My understanding is that y is a free variable here and I should expect R will look for y in the global environment where foo was defined, find nothing, and throw an error. However, any errors/warnings are unrelated to y:

foo(df = df, dv = dv, response = x, treat = z)
#> Error in `filter()`:
#> ! Problem while computing `..1 = !is.na(response)`.
#> Caused by error in `mask$eval_all_filter()`:
#> ! object 'x' not found

While we can fix those scoping errors by quoting and unquoting (per below), it remains unclear to me how y is recognized as an unquoted column name and not producing an error.

foo_new <- function(df, dv, response, treat) {
  response <- enquo(response)
  treat <- enquo(treat)
  
  df %>%
    filter(y %in% dv) %>%
    filter(!is.na(!!response)) %>%
    select(!!treat)
}

foo_new(df, dv, x, z)
#>   z
#> 1 3

Solution

  • It might help to make things more explicit, in regards to quoted vs. unquoted expressions and the environments from where objects are coming.

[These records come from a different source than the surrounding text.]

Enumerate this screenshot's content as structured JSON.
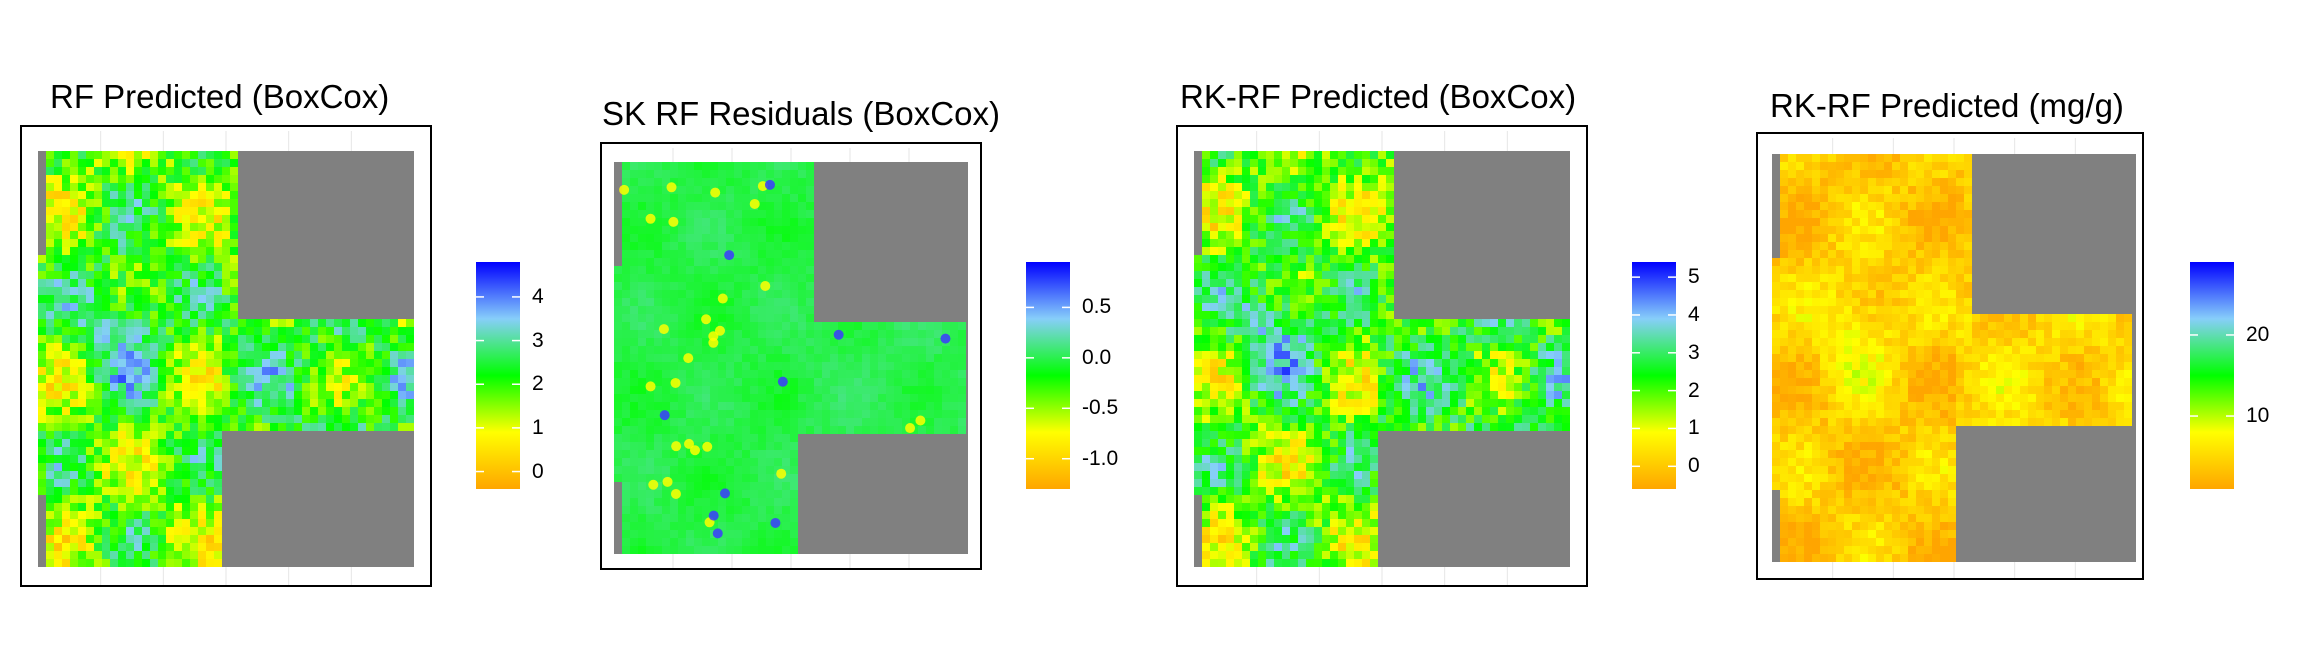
{
  "chart_data": [
    {
      "type": "heatmap",
      "title": "RF Predicted (BoxCox)",
      "legend": {
        "ticks": [
          "4",
          "3",
          "2",
          "1",
          "0"
        ],
        "tick_values": [
          4,
          3,
          2,
          1,
          0
        ],
        "range": [
          -0.4,
          4.8
        ],
        "position": "right"
      },
      "colors": [
        "#ffa500",
        "#ffff00",
        "#00ff00",
        "#87cefa",
        "#0000ff"
      ],
      "background_color": "#808080",
      "field": {
        "base": 0.42,
        "amp": 0.22,
        "hot_blue": 0.3
      }
    },
    {
      "type": "heatmap",
      "title": "SK RF Residuals (BoxCox)",
      "legend": {
        "ticks": [
          "0.5",
          "0.0",
          "-0.5",
          "-1.0"
        ],
        "tick_values": [
          0.5,
          0.0,
          -0.5,
          -1.0
        ],
        "range": [
          -1.3,
          0.95
        ],
        "position": "right"
      },
      "colors": [
        "#ffa500",
        "#ffff00",
        "#00ff00",
        "#87cefa",
        "#0000ff"
      ],
      "background_color": "#808080",
      "field": {
        "base": 0.57,
        "amp": 0.03,
        "hot_blue": 0.0
      }
    },
    {
      "type": "heatmap",
      "title": "RK-RF Predicted (BoxCox)",
      "legend": {
        "ticks": [
          "5",
          "4",
          "3",
          "2",
          "1",
          "0"
        ],
        "tick_values": [
          5,
          4,
          3,
          2,
          1,
          0
        ],
        "range": [
          -0.6,
          5.4
        ],
        "position": "right"
      },
      "colors": [
        "#ffa500",
        "#ffff00",
        "#00ff00",
        "#87cefa",
        "#0000ff"
      ],
      "background_color": "#808080",
      "field": {
        "base": 0.42,
        "amp": 0.22,
        "hot_blue": 0.3
      }
    },
    {
      "type": "heatmap",
      "title": "RK-RF Predicted (mg/g)",
      "legend": {
        "ticks": [
          "20",
          "10"
        ],
        "tick_values": [
          20,
          10
        ],
        "range": [
          1,
          29
        ],
        "position": "right"
      },
      "colors": [
        "#ffa500",
        "#ffff00",
        "#00ff00",
        "#87cefa",
        "#0000ff"
      ],
      "background_color": "#808080",
      "field": {
        "base": 0.1,
        "amp": 0.1,
        "hot_blue": 0.15
      }
    }
  ]
}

If I were to roll up foo into an R package, this is what I'd do (using roxygen2 comments to make the type of function arguments explicit).

    #' Test function
    #' 
    #' @param df A `data.frame`.
    #' @param dv A `character` scalar.
    #' @param response An unquoted expression corresponding to a column in `df`.
    #' @param treat An unquoted expression corresponding to a column in `df`.
    #' 
    #' @importFrom magrittr "%>%"
    #' @importFrom rlang .data 
    foo_explicit <- function(df, dv, response, treat) {
        df %>%
            filter(.data$y %in% dv) %>%
            filter(!is.na({{ response }})) %>%
            select({{ treat }})
    }
    

    A few comments:

    • .data$y inside filter makes it explicit that y is a column within df.
    • The dv argument is a character scalar within the foo_explicit environment.
    • The response and treat arguments are unquoted expressions. The curly-curly operator is just a short-cut to the enquo + !! construct that you use in foo_new.